If someone wants to look at urban gun violence as a public health issue, they’ll need to look at the pathology that leads to it: failed families, failed schools, failed policing and a failed criminal justice system. All combine to lock young men out of the mainstream economy. The only thing left is the underground and often criminal economy. 

Taking on those pathologies is a tall order and worse, the solutions are often shot down by the politically correct and a status quo bureaucracy and entrenched politicians who thrive on the continuation of that pathology.  
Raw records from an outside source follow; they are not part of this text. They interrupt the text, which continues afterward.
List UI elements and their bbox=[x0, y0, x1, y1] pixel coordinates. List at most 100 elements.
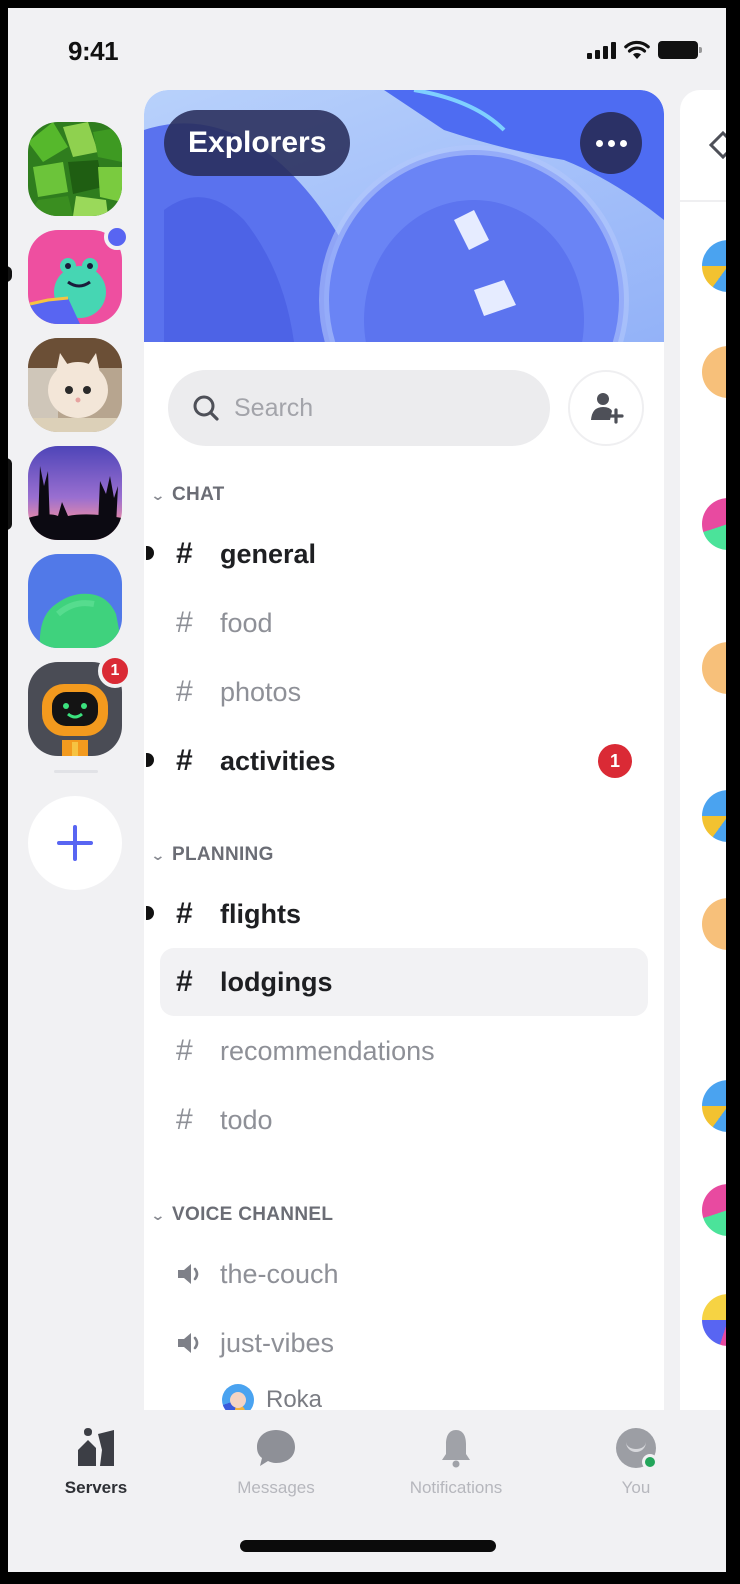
unread-indicator bbox=[8, 266, 12, 282]
add-server-button[interactable] bbox=[28, 796, 122, 890]
home-indicator[interactable] bbox=[240, 1540, 496, 1552]
server-more-button[interactable] bbox=[580, 112, 642, 174]
text-channel-icon: # bbox=[176, 1103, 193, 1136]
server-icon-hill[interactable] bbox=[28, 554, 122, 648]
profile-icon bbox=[614, 1428, 658, 1470]
status-time: 9:41 bbox=[68, 36, 119, 66]
tab-servers[interactable]: Servers bbox=[26, 1428, 166, 1498]
channel-recommendations[interactable]: # recommendations bbox=[160, 1017, 648, 1085]
channel-name: activities bbox=[220, 745, 336, 776]
tab-notifications[interactable]: Notifications bbox=[386, 1428, 526, 1498]
bell-icon bbox=[442, 1430, 470, 1468]
channel-name: just-vibes bbox=[220, 1327, 335, 1358]
member-avatar bbox=[702, 642, 726, 694]
unread-indicator bbox=[146, 546, 154, 560]
category-label: VOICE CHANNEL bbox=[172, 1204, 334, 1225]
channel-food[interactable]: # food bbox=[160, 589, 648, 657]
chevron-down-icon: ⌄ bbox=[150, 846, 166, 863]
text-channel-icon: # bbox=[176, 965, 193, 998]
more-dot bbox=[619, 139, 627, 147]
text-channel-icon: # bbox=[176, 744, 193, 777]
tab-label: Messages bbox=[237, 1478, 315, 1497]
server-name: Explorers bbox=[188, 126, 327, 159]
member-avatar bbox=[702, 498, 726, 550]
divider bbox=[680, 200, 726, 202]
threads-icon bbox=[708, 130, 726, 160]
category-chat[interactable]: ⌄ CHAT bbox=[150, 484, 225, 506]
more-dot bbox=[607, 139, 615, 147]
leaf-server-image bbox=[28, 122, 122, 216]
search-input[interactable] bbox=[234, 393, 534, 423]
channel-general[interactable]: # general bbox=[146, 520, 648, 588]
online-status-indicator bbox=[642, 1454, 658, 1470]
channel-name: the-couch bbox=[220, 1258, 339, 1289]
text-channel-icon: # bbox=[176, 675, 193, 708]
channel-name: photos bbox=[220, 676, 302, 707]
cellular-signal-icon bbox=[587, 41, 616, 59]
voice-user-name: Roka bbox=[266, 1386, 323, 1410]
speaker-icon bbox=[176, 1261, 220, 1287]
server-icon-cat[interactable] bbox=[28, 338, 122, 432]
selected-indicator bbox=[8, 458, 12, 530]
category-planning[interactable]: ⌄ PLANNING bbox=[150, 844, 274, 866]
voice-user-roka[interactable]: Roka bbox=[222, 1384, 322, 1410]
channel-lodgings[interactable]: # lodgings bbox=[160, 948, 648, 1016]
server-icon-sunset[interactable] bbox=[28, 446, 122, 540]
wifi-icon bbox=[624, 40, 650, 59]
channel-name: recommendations bbox=[220, 1035, 435, 1066]
cat-server-image bbox=[28, 338, 122, 432]
channel-name: food bbox=[220, 607, 273, 638]
channel-photos[interactable]: # photos bbox=[160, 658, 648, 726]
tab-messages[interactable]: Messages bbox=[206, 1428, 346, 1498]
tab-you[interactable]: You bbox=[566, 1428, 706, 1498]
search-bar[interactable] bbox=[168, 370, 550, 446]
tab-label: You bbox=[621, 1478, 651, 1497]
unread-indicator bbox=[146, 753, 154, 767]
member-avatar bbox=[702, 898, 726, 950]
phone-screen: 9:41 1 Explorers Search ⌄ CHAT # general… bbox=[8, 8, 726, 1572]
channel-flights[interactable]: # flights bbox=[146, 880, 648, 948]
add-user-icon bbox=[591, 393, 624, 424]
channel-name: todo bbox=[220, 1104, 273, 1135]
mention-badge: 1 bbox=[598, 744, 632, 778]
channel-name: general bbox=[220, 538, 317, 569]
category-label: CHAT bbox=[172, 484, 225, 505]
category-label: PLANNING bbox=[172, 844, 274, 865]
invite-members-button[interactable] bbox=[568, 370, 644, 446]
sunset-server-image bbox=[28, 446, 122, 540]
tab-label: Servers bbox=[64, 1478, 128, 1497]
chevron-down-icon: ⌄ bbox=[150, 1206, 166, 1223]
channel-todo[interactable]: # todo bbox=[160, 1086, 648, 1154]
server-mention-badge: 1 bbox=[98, 654, 132, 688]
more-dot bbox=[595, 139, 603, 147]
channel-name: lodgings bbox=[220, 966, 333, 997]
server-rail: 1 bbox=[8, 94, 142, 1410]
search-icon bbox=[193, 395, 219, 421]
text-channel-icon: # bbox=[176, 537, 193, 570]
member-avatar bbox=[702, 346, 726, 398]
chevron-down-icon: ⌄ bbox=[150, 486, 166, 503]
hill-server-image bbox=[28, 554, 122, 648]
search-row bbox=[168, 370, 644, 446]
channel-name: flights bbox=[220, 898, 301, 929]
member-avatar bbox=[702, 1184, 726, 1236]
battery-icon bbox=[658, 41, 702, 59]
rail-divider bbox=[54, 770, 98, 773]
unread-badge-dot bbox=[104, 224, 130, 250]
voice-channel-just-vibes[interactable]: just-vibes bbox=[160, 1309, 648, 1377]
channel-activities[interactable]: # activities 1 bbox=[146, 727, 648, 795]
voice-channel-the-couch[interactable]: the-couch bbox=[160, 1240, 648, 1308]
server-name-button[interactable]: Explorers bbox=[164, 110, 351, 176]
category-voice-channel[interactable]: ⌄ VOICE CHANNEL bbox=[150, 1204, 334, 1226]
text-channel-icon: # bbox=[176, 897, 193, 930]
member-list-peek[interactable] bbox=[680, 90, 726, 1410]
member-avatar bbox=[702, 1294, 726, 1346]
server-icon-leaf[interactable] bbox=[28, 122, 122, 216]
text-channel-icon: # bbox=[176, 606, 193, 639]
member-avatar bbox=[702, 790, 726, 842]
status-bar: 9:41 bbox=[8, 8, 726, 94]
unread-indicator bbox=[146, 906, 154, 920]
avatar bbox=[222, 1384, 254, 1410]
tab-label: Notifications bbox=[409, 1478, 503, 1497]
text-channel-icon: # bbox=[176, 1034, 193, 1067]
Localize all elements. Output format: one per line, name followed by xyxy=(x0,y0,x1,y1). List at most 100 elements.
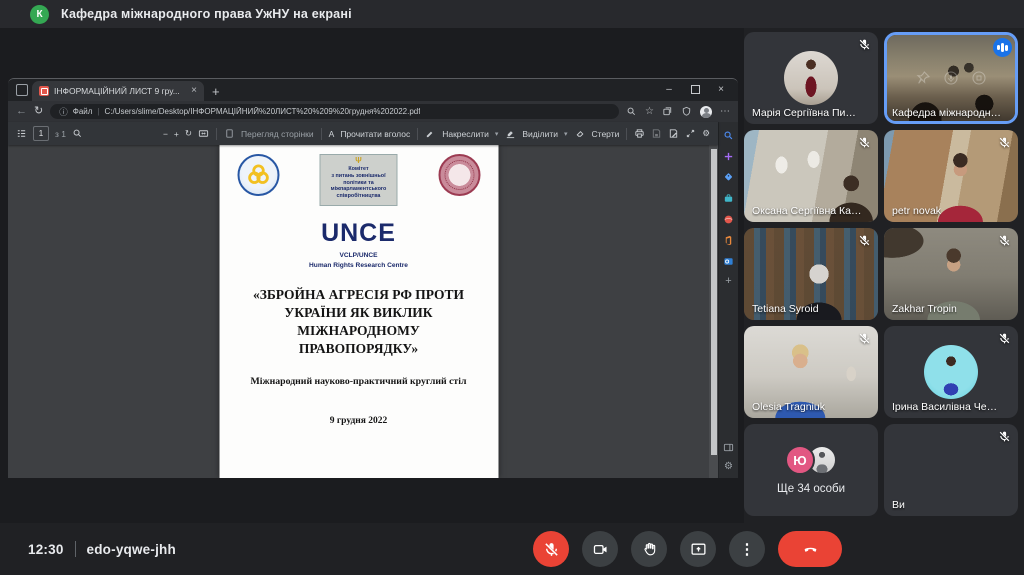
participant-tile[interactable]: Ви xyxy=(884,424,1018,516)
add-favorite-icon[interactable]: ☆ xyxy=(645,107,654,117)
page-number-field[interactable]: 1 xyxy=(33,126,49,141)
mic-off-icon xyxy=(998,332,1011,345)
refresh-icon[interactable]: ↻ xyxy=(34,106,43,117)
participant-tile[interactable]: Кафедра міжнародно... xyxy=(884,32,1018,124)
url-scheme-label: Файл xyxy=(73,107,93,116)
participant-name: Ірина Василівна Черн... xyxy=(892,401,1002,413)
url-divider: | xyxy=(97,107,99,116)
search-icon[interactable] xyxy=(723,129,735,141)
participants-grid: Марія Сергіївна Пили... Кафедра міжнарод… xyxy=(744,32,1018,516)
toc-icon[interactable] xyxy=(16,128,27,139)
tab-close-icon[interactable]: × xyxy=(191,86,197,96)
zoom-out-icon[interactable]: − xyxy=(163,129,168,139)
screen-share-stage: ІНФОРМАЦІЙНИЙ ЛИСТ 9 гру... × + – × ← ↻ … xyxy=(0,28,744,523)
mic-off-icon xyxy=(858,234,871,247)
print-icon[interactable] xyxy=(634,128,645,139)
presenter-avatar: К xyxy=(30,5,49,24)
participant-tile[interactable]: Zakhar Tropin xyxy=(884,228,1018,320)
browser-menu-icon[interactable]: ⋯ xyxy=(720,107,730,117)
zoom-page-icon[interactable] xyxy=(626,106,637,117)
participant-tile[interactable]: Оксана Сергіївна Кас... xyxy=(744,130,878,222)
rotate-icon[interactable]: ↻ xyxy=(185,128,192,139)
participant-tile[interactable]: Марія Сергіївна Пили... xyxy=(744,32,878,124)
raise-hand-button[interactable] xyxy=(631,531,667,567)
fit-width-icon[interactable] xyxy=(198,128,209,139)
audio-indicator-icon xyxy=(993,38,1012,57)
scrollbar-thumb[interactable] xyxy=(711,149,717,455)
window-maximize-button[interactable] xyxy=(682,79,708,99)
mic-off-icon xyxy=(858,38,871,51)
participant-tile[interactable]: Tetiana Syroid xyxy=(744,228,878,320)
pdf-viewport[interactable]: Ψ Комітет з питань зовнішньої політики т… xyxy=(8,145,709,478)
shopping-icon[interactable] xyxy=(723,171,735,183)
save-icon[interactable] xyxy=(651,128,662,139)
erase-button[interactable]: Стерти xyxy=(575,128,620,139)
overflow-count-label: Ще 34 особи xyxy=(777,483,845,495)
sidebar-settings-gear-icon[interactable]: ⚙ xyxy=(724,462,733,472)
office-365-icon[interactable] xyxy=(723,234,735,246)
fullscreen-icon[interactable] xyxy=(685,128,696,139)
zoom-in-icon[interactable]: + xyxy=(174,129,179,139)
participant-tile[interactable]: Olesia Tragniuk xyxy=(744,326,878,418)
page-view-button[interactable]: Перегляд сторінки xyxy=(224,128,314,139)
back-icon[interactable]: ← xyxy=(16,106,27,117)
highlight-button[interactable]: Виділити ▾ xyxy=(505,128,567,139)
browser-address-bar: ← ↻ ⓘ Файл | C:/Users/slime/Desktop/ІНФО… xyxy=(8,101,738,122)
save-as-icon[interactable] xyxy=(668,128,679,139)
document-subtitle: Міжнародний науково-практичний круглий с… xyxy=(233,376,484,387)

Instead for example if illegal weapons are an issue, let the police use any violation as an excuse for searching for weapons. But there will be loud complaints about racial profiling and harassment. Yet in the name of public safety we are all searched at courthouses and airports. Why shouldn’t that happen to all of us stopped on the streets?

How about restoring the safety net of traditional neighborhood institutions: the neighborhood schools, the neighborhood police precincts, the churches and the small town like commercial centers? It’s about the hard stuff of building environments for families.

How about outlining a path for young men with “criminal pasts” to fully reengage in the economy? Part of that is focused education but at some point the most crippling economic implications of a criminal conviction should be erased. 

Finally and this is the hardest on our liberal sensibilities, but it is life and death. We have abandoned the hard rules of marriage and family. Let’s have our non-judgmental no-fault divorces, bless the unwedded mom, then Band-Aid our fractured families and hope for the best. Let’s rewrite our social welfare codes in such a way to tilt heavily toward traditional nuclear families. 

Ultimately, the urban homicide rate reflects the breakdown of families. To repair that damage, good people from all over southeastern Wisconsin need to step in as big brothers and sisters, grandpas and grandmas and the afterschool book readers, tutors, pick up team coaches and mentors of all sort. As I recall, Rick Majerus got his coaching start on the Neeskara playground.